- Euro 2016
- 8es
- Italie-Espagne (2-0)
Fàbregas, l’instant zéro
Rarement l'Espagnol se sera montré aussi invisible que contre l'Italie. Un rendement qui découle d'une saison ratée. Problème : quand Cesc joue ainsi, c'est tous ses collègues qui en pâtissent. Un constat davantage valable pour la Roja que pour d'autres équipes.
Il est le symbole de cette Roja qu’on peine à reconnaître. Et surtout de ce milieu de terrain autrefois si intraitable. Lui, il s’appelle Cesc Fàbregas, il a 29 ans et il joue à Chelsea. Autrefois, il était l’un des meilleurs meneurs de jeu du monde. Mais ça, c’était avant. Car depuis un an, Cesc n’est plus. Incapable de retrouver son talent, Cesc ne voit plus le jour, que ce soit avec Chelsea ou son pays. Pourtant, rien ne laissait présager une telle descente aux enfers. Lorsqu’il quitte le Barça pour la Premier League durant l’été 2014, Fàbregas sort une saison mémorable, avec 23 passes décisives toutes compétitions confondues et un championnat d’Angleterre glané sous les ordres d’un tuteur nommé José Mourinho. Depuis, plus rien, donc.
Et sa prestation lors de cette triste élimination face à la Squadra Azzurra est à l’image de ce qu’est devenu Fàbregas : un fantôme. Un gars pétri de qualités à qui on fait inlassablement confiance et qui déçoit (presque) tout le temps.
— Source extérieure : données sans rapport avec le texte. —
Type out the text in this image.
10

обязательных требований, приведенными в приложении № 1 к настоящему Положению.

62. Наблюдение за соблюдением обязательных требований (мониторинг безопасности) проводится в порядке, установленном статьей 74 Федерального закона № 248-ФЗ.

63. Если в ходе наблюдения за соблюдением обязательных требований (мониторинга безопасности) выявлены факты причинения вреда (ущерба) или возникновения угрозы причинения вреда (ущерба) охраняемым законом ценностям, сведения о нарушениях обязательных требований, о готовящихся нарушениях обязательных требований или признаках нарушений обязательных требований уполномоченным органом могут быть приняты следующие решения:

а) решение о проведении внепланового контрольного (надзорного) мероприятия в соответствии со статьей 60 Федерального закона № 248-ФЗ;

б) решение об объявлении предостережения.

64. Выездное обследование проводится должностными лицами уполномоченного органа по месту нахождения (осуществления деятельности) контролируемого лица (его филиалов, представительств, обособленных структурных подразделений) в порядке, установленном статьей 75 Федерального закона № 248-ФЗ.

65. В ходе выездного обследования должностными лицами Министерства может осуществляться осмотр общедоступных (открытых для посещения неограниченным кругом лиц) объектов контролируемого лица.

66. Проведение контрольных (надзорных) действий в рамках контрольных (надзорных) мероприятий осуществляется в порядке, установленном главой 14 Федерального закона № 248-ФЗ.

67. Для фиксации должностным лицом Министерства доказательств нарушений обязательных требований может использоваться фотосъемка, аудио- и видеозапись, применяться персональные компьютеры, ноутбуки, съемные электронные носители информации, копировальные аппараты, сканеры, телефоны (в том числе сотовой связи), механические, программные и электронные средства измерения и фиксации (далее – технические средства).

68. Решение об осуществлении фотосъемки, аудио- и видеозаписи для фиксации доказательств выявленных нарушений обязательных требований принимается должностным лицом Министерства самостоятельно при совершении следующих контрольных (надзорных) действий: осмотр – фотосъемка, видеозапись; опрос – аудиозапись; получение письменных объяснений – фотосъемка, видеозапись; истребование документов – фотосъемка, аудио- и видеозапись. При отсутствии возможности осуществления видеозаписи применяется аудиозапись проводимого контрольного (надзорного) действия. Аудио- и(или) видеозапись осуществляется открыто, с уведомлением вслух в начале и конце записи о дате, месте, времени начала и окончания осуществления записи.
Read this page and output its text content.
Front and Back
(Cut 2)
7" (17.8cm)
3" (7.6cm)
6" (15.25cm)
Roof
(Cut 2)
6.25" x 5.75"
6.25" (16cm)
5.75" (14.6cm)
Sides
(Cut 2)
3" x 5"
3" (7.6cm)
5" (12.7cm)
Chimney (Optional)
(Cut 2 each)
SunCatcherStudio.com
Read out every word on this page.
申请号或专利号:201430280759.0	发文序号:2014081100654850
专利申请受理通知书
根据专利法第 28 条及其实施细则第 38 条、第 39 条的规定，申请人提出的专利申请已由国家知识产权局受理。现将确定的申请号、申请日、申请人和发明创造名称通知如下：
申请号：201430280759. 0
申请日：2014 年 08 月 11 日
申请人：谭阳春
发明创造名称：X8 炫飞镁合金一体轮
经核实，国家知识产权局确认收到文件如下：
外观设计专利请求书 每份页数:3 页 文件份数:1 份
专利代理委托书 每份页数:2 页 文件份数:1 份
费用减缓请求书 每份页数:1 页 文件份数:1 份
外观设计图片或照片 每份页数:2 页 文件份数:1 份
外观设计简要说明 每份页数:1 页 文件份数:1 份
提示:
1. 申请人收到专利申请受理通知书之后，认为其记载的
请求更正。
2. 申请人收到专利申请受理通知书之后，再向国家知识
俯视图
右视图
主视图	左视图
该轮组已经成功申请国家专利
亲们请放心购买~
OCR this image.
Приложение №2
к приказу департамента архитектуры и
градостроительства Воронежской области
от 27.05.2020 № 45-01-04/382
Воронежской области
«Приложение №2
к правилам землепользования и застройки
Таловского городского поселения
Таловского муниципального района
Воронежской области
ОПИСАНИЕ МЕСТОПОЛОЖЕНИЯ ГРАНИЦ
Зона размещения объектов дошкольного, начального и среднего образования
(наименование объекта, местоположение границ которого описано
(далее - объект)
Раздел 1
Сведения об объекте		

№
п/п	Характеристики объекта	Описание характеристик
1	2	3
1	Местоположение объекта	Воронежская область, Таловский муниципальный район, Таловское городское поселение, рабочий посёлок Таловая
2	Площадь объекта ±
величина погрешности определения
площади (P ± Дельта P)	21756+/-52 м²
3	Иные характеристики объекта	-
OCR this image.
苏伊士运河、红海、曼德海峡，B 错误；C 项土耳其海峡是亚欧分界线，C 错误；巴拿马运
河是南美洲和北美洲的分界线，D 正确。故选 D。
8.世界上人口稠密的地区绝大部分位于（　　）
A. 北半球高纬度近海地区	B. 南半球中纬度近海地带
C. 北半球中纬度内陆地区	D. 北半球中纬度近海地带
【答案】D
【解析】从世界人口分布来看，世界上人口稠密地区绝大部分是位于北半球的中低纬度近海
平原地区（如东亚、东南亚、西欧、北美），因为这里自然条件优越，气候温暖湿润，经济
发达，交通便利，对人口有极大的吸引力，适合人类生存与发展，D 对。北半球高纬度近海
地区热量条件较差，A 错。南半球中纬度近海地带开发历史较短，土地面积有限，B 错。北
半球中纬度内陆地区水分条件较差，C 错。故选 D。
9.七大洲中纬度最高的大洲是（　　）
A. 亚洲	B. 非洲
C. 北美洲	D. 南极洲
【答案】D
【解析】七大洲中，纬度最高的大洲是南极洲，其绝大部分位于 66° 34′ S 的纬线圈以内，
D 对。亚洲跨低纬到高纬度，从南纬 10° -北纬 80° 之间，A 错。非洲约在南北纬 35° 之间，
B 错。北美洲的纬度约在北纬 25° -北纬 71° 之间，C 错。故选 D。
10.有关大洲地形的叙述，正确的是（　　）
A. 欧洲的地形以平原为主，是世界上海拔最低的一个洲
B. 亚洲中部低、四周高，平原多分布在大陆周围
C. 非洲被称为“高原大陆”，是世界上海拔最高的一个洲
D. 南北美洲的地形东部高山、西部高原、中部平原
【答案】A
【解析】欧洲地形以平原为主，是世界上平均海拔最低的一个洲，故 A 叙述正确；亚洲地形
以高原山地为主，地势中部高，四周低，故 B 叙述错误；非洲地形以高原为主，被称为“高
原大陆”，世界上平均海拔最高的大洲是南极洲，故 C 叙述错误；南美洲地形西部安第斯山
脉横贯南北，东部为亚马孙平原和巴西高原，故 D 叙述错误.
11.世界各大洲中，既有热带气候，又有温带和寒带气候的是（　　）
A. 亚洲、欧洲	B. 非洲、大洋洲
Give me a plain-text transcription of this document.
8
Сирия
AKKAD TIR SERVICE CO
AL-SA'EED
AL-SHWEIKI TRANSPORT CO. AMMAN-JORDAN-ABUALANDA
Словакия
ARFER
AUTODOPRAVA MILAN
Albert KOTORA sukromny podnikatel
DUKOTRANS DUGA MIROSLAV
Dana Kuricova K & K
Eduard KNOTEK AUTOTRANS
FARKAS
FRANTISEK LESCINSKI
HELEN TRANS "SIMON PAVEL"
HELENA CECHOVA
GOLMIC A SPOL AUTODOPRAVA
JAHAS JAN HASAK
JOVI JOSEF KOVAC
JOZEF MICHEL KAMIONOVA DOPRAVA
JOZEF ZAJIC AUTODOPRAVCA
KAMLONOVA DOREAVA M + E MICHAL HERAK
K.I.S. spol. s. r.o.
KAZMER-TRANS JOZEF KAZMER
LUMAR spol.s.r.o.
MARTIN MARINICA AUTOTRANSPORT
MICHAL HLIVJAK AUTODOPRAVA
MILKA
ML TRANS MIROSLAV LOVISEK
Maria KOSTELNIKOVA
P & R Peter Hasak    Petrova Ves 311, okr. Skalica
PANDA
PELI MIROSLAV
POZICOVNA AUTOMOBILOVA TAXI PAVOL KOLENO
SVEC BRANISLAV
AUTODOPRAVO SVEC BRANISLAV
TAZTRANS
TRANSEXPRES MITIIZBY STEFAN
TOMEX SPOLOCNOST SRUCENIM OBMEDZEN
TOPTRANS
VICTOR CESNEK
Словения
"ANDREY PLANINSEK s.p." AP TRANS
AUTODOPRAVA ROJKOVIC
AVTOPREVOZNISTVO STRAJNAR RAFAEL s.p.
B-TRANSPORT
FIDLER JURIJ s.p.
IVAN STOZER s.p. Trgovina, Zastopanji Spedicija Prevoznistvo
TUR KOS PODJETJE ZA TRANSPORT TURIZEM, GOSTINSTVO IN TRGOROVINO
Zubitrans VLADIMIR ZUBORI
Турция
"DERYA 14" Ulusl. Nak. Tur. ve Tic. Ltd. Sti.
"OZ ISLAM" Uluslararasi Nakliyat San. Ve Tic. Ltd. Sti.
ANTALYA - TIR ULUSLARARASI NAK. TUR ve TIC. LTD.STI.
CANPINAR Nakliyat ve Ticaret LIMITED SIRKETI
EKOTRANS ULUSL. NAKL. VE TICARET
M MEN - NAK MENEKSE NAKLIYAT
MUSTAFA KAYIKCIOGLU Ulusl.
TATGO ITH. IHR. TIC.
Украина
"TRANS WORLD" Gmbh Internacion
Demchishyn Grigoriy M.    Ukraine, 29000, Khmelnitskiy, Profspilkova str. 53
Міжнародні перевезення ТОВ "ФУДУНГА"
Opposé dans le cœur du jeu à des Italiens qui crevaient la dalle, le Londonien n’a pas existé. Aucune influence, aucune passe clé, aucune présence physique, aucun repli défensif décisif, aucune inspiration offensive, aucun mouvement gênant pour l’adversaire… C’est peu dire que Fàbregas a loupé son match. Et qu’il a loupé du même coup son Euro, tant ses deux premières rencontres avaient été du même acabit, avant de hausser un minimum son niveau devant la Croatie.
Rendez-leur Xavi
Le problème, c’est que l’Espagne et son tiki-taka se repose essentiellement sur son milieu à trois, hyper performant lors de la période 2008-2012, pour maîtriser son sujet, dominer la bataille de l’entrejeu et faire vivre sa possession de balle. Or, si l’un des trois n’est pas performant ou ne s’acclimate pas à cette homogénéité typiquement catalane, la Roja ne marche plus et perd ses moyens. Exactement ce qui s’est passé contre l’Italie. Alors oui, le talent individuel fait la différence face à des nations bien inférieures. Mais contre la justesse croate ou la tactique italienne, ça ne passe pas. La Roja ne peut que déjouer, malgré les coups géniaux toujours possibles d’Andrès Iniesta. Conséquence : le trio Busquets-Iniesta-Fàbregas s’est fait bouffer par la triplette De Rossi-Parolo-Giaccherini. Avec un Busquets moyen, les espaces laissés par les hommes de Vicente del Bosque ont été intelligemment exploités par ceux d’Antonio Conte, alors que Cesc n’en a trouvé aucun. Chaque contre-attaque était un supplice, et les doubles champions d’Europe en titre ont dû compter sur un David de Gea en feu pour ne pas récolter une défaite beaucoup plus sévère.
Koke au placard
Dès lors, comment expliquer le choix du sélectionneur, qui préfère laisser Fàbregas sur le pré quatre matchs d’affilée et se passer des services d’un Koke, sous-utilisé pendant la compétition ? Non, le joueur de Chelsea n’est pas le principal responsable (loin de là), mais la réponse reste tout de même un mystère. Forcément, ce débat va gonfler en terre espagnole. Et si son avenir chez les Blues n’est pas menacé avec cet échec, son statut de titulaire sera logiquement remis en question lorsque la saison reprendra. D’autant que pour ce huitième de finale, son futur entraîneur, Conte, était aux premières loges pour voir le désastre du bonhomme. « J’ai un peu parlé avec Antonio Conte, déclarait Fàbregas dans les colonnes de la Gazzetta dello Sport avant la rencontre. C’est un grand entraîneur, un gagnant. Il m’a dit ce qu’il voulait faire avec moi, ce qu’il voulait faire à Chelsea, et plusieurs autres choses qui resteront privées. J’ai une grande envie de travailler avec lui. Maintenant, j’aimerais qu’il commence à s’occuper de Chelsea le plus tôt possible. Je voudrais qu’il se concentre dès mardi sur son nouveau travail. » Raté. Le milieu continuait : « Il m’a fait une très bonne impression. » Le contraire n’est sûrement pas vrai.